Concept-of-Operations Disposal Analysis of Spacecraft by Gossamer Structure

TL;DR

This paper evaluates a gossamer structure for spacecraft end-of-life disposal, comparing it with other methods like solar sailing and propulsion, and finds atmospheric drag augmentation most effective for low to medium mass spacecraft.

Contribution

It introduces a concept-of-operations for gossamer structures and provides a parametric comparison with existing disposal techniques, highlighting its advantages and limitations.

Findings

Atmospheric drag augmentation is most beneficial for passive end-of-life disposal.

Gossamer structures are effective for low and medium mass spacecraft.

The maximum benefit occurs at 550-650 km altitude, independent of de-orbit time.

Abstract

A gossamer structure for end-of-life disposal of spacecraft to mitigate space debris is considered in comparison with other end-of-life disposal concepts to determine when it would be preferable. A needs analysis, potential use cases, and concept-of-operations are developed. A survey of disposal strategies is presented for comparison prior to a down-selection of viable competing techniques; solar sailing, high and low-thrust propulsion, and electrodynamic tethers.

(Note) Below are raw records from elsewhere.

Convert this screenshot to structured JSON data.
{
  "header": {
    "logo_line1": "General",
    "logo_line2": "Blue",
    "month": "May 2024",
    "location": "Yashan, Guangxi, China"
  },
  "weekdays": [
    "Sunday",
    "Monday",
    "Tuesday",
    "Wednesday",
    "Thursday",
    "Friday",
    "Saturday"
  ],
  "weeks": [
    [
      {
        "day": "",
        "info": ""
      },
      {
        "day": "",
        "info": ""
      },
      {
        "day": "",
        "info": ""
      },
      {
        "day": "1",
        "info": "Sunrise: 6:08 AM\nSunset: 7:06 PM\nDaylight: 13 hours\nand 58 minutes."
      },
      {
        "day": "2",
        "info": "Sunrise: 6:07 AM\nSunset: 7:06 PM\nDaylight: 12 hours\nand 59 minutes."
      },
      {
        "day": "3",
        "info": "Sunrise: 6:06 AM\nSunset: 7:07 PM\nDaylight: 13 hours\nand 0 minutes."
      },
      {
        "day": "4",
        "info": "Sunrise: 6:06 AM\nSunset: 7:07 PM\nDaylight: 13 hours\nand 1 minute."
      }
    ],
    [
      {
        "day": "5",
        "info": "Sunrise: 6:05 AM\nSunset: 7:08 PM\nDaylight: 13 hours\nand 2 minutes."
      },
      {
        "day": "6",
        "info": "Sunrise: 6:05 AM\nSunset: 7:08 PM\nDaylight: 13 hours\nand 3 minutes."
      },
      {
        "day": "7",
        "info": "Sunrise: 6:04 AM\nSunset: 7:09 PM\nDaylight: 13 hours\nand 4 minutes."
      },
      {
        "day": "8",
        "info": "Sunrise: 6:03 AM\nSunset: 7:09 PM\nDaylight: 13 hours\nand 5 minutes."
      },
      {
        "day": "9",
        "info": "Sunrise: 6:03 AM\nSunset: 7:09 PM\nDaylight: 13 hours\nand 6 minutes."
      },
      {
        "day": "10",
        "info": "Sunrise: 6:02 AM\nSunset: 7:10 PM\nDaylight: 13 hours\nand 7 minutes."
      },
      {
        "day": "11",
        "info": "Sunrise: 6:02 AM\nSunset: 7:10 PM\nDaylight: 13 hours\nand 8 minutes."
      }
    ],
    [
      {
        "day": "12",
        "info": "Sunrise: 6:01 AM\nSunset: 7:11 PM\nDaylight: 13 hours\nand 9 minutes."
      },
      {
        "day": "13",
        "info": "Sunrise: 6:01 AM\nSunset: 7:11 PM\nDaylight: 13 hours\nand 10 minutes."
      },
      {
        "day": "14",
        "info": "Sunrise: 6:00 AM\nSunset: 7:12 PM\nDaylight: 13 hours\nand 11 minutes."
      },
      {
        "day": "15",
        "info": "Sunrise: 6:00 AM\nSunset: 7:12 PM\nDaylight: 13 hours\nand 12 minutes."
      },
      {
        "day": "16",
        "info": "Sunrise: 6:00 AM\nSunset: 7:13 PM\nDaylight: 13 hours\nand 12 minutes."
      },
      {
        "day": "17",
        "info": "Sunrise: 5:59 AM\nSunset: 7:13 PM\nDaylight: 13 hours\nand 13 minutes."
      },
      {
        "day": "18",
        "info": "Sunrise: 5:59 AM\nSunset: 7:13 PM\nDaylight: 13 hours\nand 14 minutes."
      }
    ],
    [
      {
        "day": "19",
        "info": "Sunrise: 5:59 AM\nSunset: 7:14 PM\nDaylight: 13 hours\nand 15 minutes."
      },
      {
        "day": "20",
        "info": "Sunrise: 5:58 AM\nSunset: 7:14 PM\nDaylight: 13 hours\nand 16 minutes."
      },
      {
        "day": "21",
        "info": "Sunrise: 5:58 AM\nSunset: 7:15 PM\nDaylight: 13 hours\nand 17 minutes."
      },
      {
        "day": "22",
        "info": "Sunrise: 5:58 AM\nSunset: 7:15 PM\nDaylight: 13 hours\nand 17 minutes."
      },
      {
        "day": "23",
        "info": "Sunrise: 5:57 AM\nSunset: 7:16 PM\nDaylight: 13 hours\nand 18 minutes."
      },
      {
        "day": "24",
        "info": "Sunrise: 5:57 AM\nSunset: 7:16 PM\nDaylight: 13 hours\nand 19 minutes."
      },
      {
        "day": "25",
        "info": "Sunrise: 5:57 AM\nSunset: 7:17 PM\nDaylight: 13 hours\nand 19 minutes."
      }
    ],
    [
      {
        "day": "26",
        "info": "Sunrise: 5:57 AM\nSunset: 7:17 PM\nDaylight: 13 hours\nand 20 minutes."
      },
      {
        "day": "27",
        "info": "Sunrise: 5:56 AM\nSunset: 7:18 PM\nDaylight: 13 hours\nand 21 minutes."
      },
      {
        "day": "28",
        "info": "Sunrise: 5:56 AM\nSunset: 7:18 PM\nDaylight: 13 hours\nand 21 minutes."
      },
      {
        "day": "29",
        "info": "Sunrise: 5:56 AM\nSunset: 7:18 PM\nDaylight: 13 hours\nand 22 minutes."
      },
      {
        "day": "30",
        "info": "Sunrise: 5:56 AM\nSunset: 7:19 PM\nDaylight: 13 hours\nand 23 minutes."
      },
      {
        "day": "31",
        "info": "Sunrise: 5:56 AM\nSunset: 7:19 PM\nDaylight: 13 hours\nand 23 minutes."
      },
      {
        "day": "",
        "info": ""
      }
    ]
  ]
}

A parametric comparison of the down-selection competing techniques is presented. Exploiting solar radiation pressure on the structure is of limited value. Atmospheric drag augmentation was found to be of most benefit for end-of-life disposal when an entirely passive means is required, allowing the gossamer device to act as a fail-safe. This is applicable to only low and medium mass spacecraft, or spacecraft that are unlikely to survive atmospheric re-entry, hence minimizing risk to human life. It does not significantly alter the operating ceiling altitude but does the maximum allowable end-of-life mass. Peak mass benefit occurs in the altitude range 550 - 650 km and is largely independent of de-orbit time.